Riders share reaction to hidden cameras on subway cars
Riders share reaction to hidden cameras on subway cars 02:17

NEW YORK - Dozens of New York City subway cars are being equipped with hidden cameras in an MTA pilot program aimed at helping police solve crimes. 

Thursday, CBS2's Elijah Westbrook asked riders what they think about the new technology on trains. 

Hidden surveillance cameras are operating in more than 60 subway cars throughout the system. The MTA calls them weapons in the fight against crime. 

MTA Chair and CEO Janno Lieber said he's confident the footage they capture will help officers solve crimes that occur on trains.

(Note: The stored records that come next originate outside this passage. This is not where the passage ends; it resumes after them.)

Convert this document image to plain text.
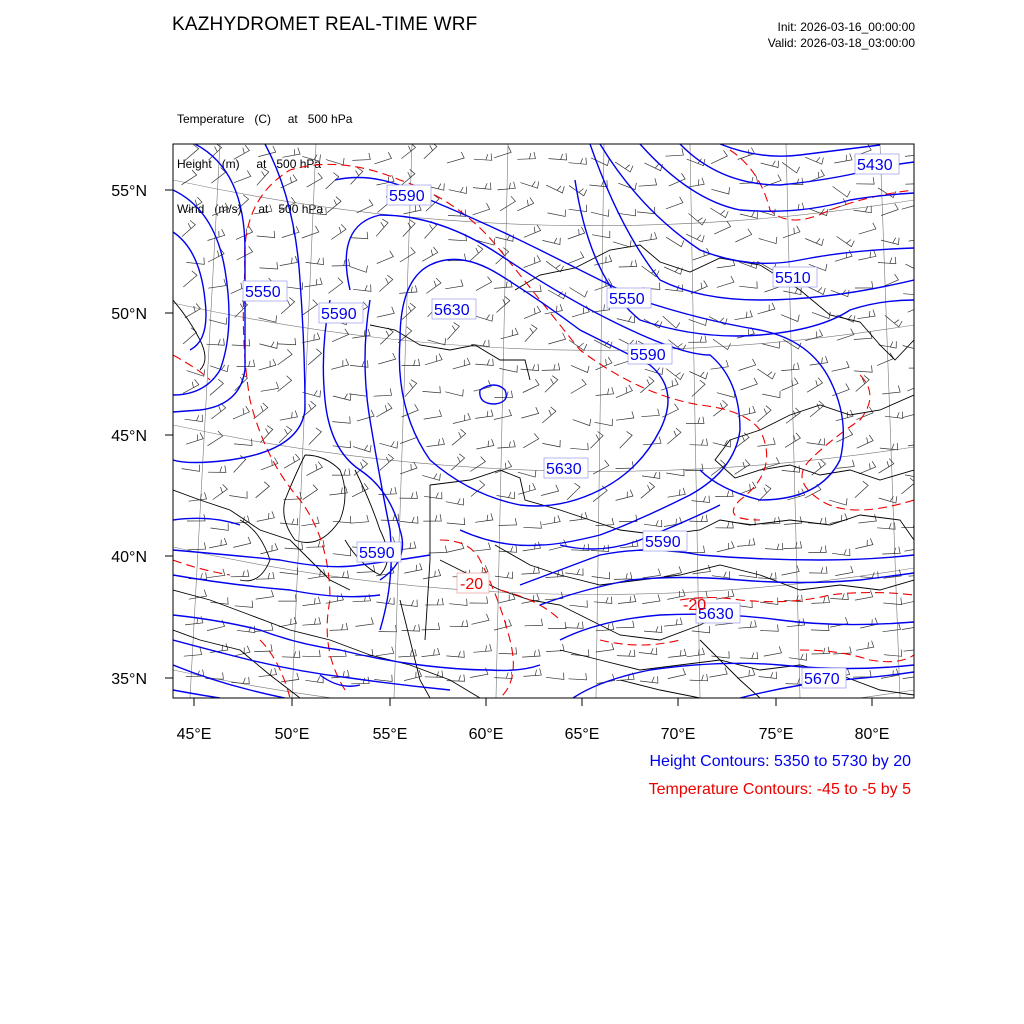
KAZHYDROMET REAL-TIME WRF	Init: 2026-03-16_00:00:00
Valid: 2026-03-18_03:00:00

Temperature   (C)     at   500 hPa

Height   (m)     at   500 hPa

Wind   (m/s)     at   500 hPa

55°N
50°N
45°N
40°N
35°N
45°E	50°E	55°E	60°E	65°E	70°E	75°E	80°E
5430
5590
5510
5550	5550
5590	5630
5590
5630
5590
5590
5630
5670
-20
-20
Height Contours: 5350 to 5730 by 20
Temperature Contours: -45 to -5 by 5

"We wanted to take the next step to have the insides of actual subway cars camera equipped," Lieber said. "If you prey on our riders, on the subway system, we're gonna get your photo and we're gonna, the NYPD is gonna collar you." 

There was no immediate word on when or what subway lines the cameras are on.

The measure comes after a detective with 10 years of experience was assaulted on a 3 train platform. It happened at the Pennsylvania Avenue station Tuesday night in East New York.

The investigation revealed the detective was working alone as part of Mayor Eric Adams' new initiative to have transit cops on solo patrols, which means keeping every officer within line of sight with another cop. 

"We can readjust that plan as we do any other plan going forward, but we need to make sure that officers are seeing each other and a line of sight so they can look out for the public while looking out for each other as well," NYPD Commissioner Keechant Sewell said. 

Some riders said the enhanced safety measures, including the system's new six-week hidden surveillance pilot program, are welcomed and added the problem ultimately falls on better policing. 

"Anything that can enhance safety, I'm for it. Obviously, there's a tradeoff between people's privacy and having the camera there. But I think for the good of all, that's great," Mona Rigaud said. 

"You need better police presence. That's the only way you can really do anything. There's no way you can put a conductor or a driver. That can't be their job," another rider said. 

The MTA president said cameras could be installed on additional trains, including the system's new R211 trains, in the coming weeks.